At HFF München, student and emerging filmmakers tend to work with a kind of formal confidence — they trust the image, they trust the performance, they don't overexplain. All signs point to that here. No critic reviews have surfaced yet (short films rarely get formal reviews until they hit wider distribution), and there's no IMDb audience rating, which is typical for work that's still circulating through festivals. That'll likely change as the film finds its way onto streaming platforms that track user scores.
The production context
HFF München alumni work across international festivals and broadcast commissions. Möhwald's short sits squarely in that tradition — a serious entry in a school known for nurturing dramatic work that doesn't shy away from emotional risk.
Here's where it gets a little messy: the runtime discrepancy. HFF München lists it as 11 minutes, while the BKJFF archive (which tracks children's and youth film in Germany) records it as 9 minutes. Hard to say if that reflects a cut between festival submissions or just a data inconsistency between institutions — but it's the kind of minor mystery that follows short films around.
The 2026 release date in the canonical listing refers to distribution or archival registration, not production. The film was made in 2025, within the HFF program. No box-office figures exist — this isn't a theatrical release — and no awards have been publicly confirmed yet, though the BKJFF connection suggests it's being considered in youth-oriented programming contexts, which tracks with the subject matter.
Why you've probably never heard of it (and why you should)
Short films have a distribution problem. They don't get marketing budgets. They don't trend on social media. They live in archives, festival programs, and increasingly on platforms like Movie OTT that specialize in tracking emerging work as it migrates from circuits to streaming.
If you liked films about social pressure and the quiet courage it takes to set a boundary — think Girlhood (Céline Sciamma) or even the emotional precision of early Studio Ghibli shorts — you'll recognize what Möhwald's doing here.

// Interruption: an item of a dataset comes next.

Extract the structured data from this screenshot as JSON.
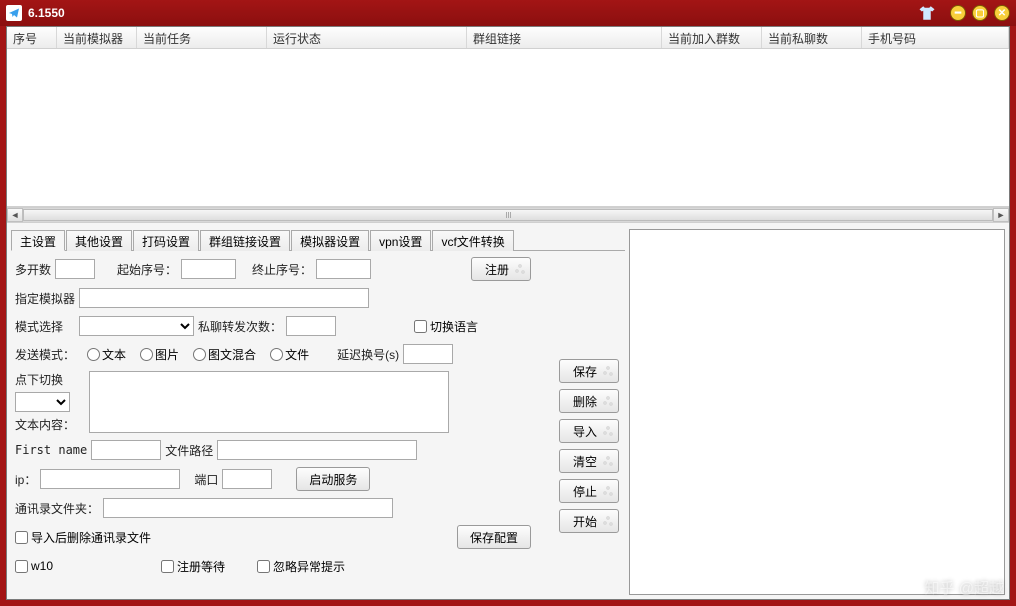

The mainland isn't just geography. It's the moment when you realize your friends' expectations don't have to become your rules.
The film runs under 12 minutes. That's not a limitation. That's the whole point. Möhwald doesn't waste a frame. She gets in, finds the pressure point, and gets out. You'll know what the film is about within the first two minutes. What it'll do to you takes longer.
Frequently asked questions
Q: Who made this?
Director Mori Emma Möhwald, produced through HFF München.
Q: How long is it?
9–11 minutes depending on the version. Either way, it's short. (The runtime discrepancy between HFF's listing and BKJFF's archive remains unexplained.)
Q: Is it for kids?
It's programmed in youth film contexts, but it doesn't talk down to young viewers. It's more accurate to say it's about a young person navigating social pressure. Older teens and adults will connect with it too.
Q: Where can I actually watch it?
The widget above shows current availability. If that doesn't load cleanly on your device, head to Movie OTT, search the title, and you'll get all active platforms for your region.
Q: Is it based on a true story?
No public information suggests that. It's original fiction developed within the HFF program.
What to do next
Don't overthink it. Check the Where to Watch widget above. If it's live somewhere in your region right now, it'll show you. If it's not, set a reminder — short films pop onto new platforms constantly as institutional partnerships shift. Movie OTT's tracker catches those moves, so you won't miss it.
The film's under 15 minutes. Even if it doesn't land perfectly, you haven't lost much. But if it does — if you watch Blibsi figure out how to say no to people she cares about — you'll remember it. That's what short films do when they're made right.